Dr Tim Langdon
Senior Lecturer
Contact Details
- Email: ttl@aber.ac.uk
- Office: IBERS Gogerddan
- Phone: +44 (0) 1970 823060
- Personal Website: www.oatgenome.org
- Google Scholar: https://scholar.google.co.uk/citations?user=JYn1ibIAAAAJ
- Research Portal Profile
Profile
I am working within the oat group at IBERS. Varieties from our winter and spring breeding programmes provide the bulk of the UK oat crop. My research aims to provide genetic and genomic resources which will improve variety performance.
Teaching
Grader
Research
Oats have a reputation as a 'healthy' crop, based on beneficial dietary effects (satiety, cholesterol lowering, gluten-free) and on relatively low input and intervention requirements in the field. Some of these properties may reflect oats' late domestication, having apparently spread from Turkey to Central Europe as a weed of cereal fields and only then having been deliberately cultivated as a crop in its own right. By avoiding human selection for yield and food value, oats may have carried a greater genetic diversity and resilience through to the present day than cereals cultivated from the outset. Our research uses genetic and genomic resources to understand the origin of today's oat crop, and attempts to identify lost genetic variation that may be recovered and used to improve modern varieties. A century ago, oats were the largest crop by area in much of Europe and North America, and very large collections of cultivars and wild relatives were made across the world. We are assembling the genome sequence of red oat, Avena byzantina, in collaboration with Dr Martin Mascher (IPK, Gatersleben) and using this as a reference to understand the significance of genotypic diversity in material from historic and recent collections (GCRF and BBSRC projects, Adriana Ravagnani, Aled Evans and Arthur Morris) .
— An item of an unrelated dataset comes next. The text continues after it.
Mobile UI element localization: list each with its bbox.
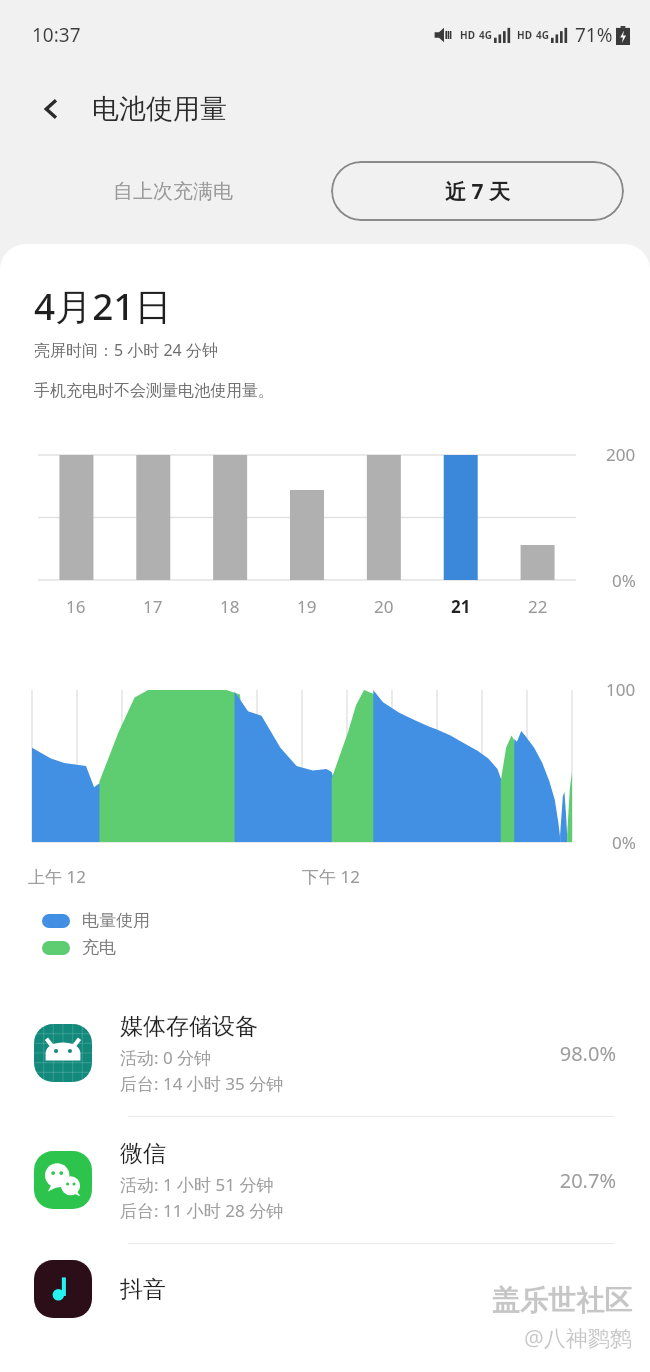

Oats lag behind other cereals in the development of efficient tissue culture methods. With support from Senova and Saaten Union, and in collaboration with Sue Dalton we have been improving doubled haploid production (Tom Cooper, BBSRC CASE student) and transformation protocols (Agnieszka Glądała-Kostarz).
Oats are a minor crop in almost all the countries where they are grown, but their research logistics are as challenging as for related major crops such as wheat and barley. Progress is greatly helped by international collaboration, and we have close links with partners in Europe, North and South America, West, East and Central Asia, North Africa and Australia. We are currently hosting visitors from Canada (Aida Kebede, OECD fellow) and Brazil (Vianei Rother, CAPES fellow). Previous research visitors have come from Poland, Spain, Turkey, Kazakhstan and Japan. We welcome enquiries about visits or collaboration.
BBSRC strategic funding to the institute has allowed development of a wide range of genetic and genomic resources, including an Avena A-genome zipper (with Rob Vickerstaff), a 650 line hexaploid spring oat Nested Association Mapping population (with Irene Griffiths) and mutant hexaploid winter oat populations (with Sandy Cowan). Development, maintenance and analysis of these resources has been carried out by Simon Betts, Sara Lewis, Maciej Biasaga, Sam Gill and Caron Evans.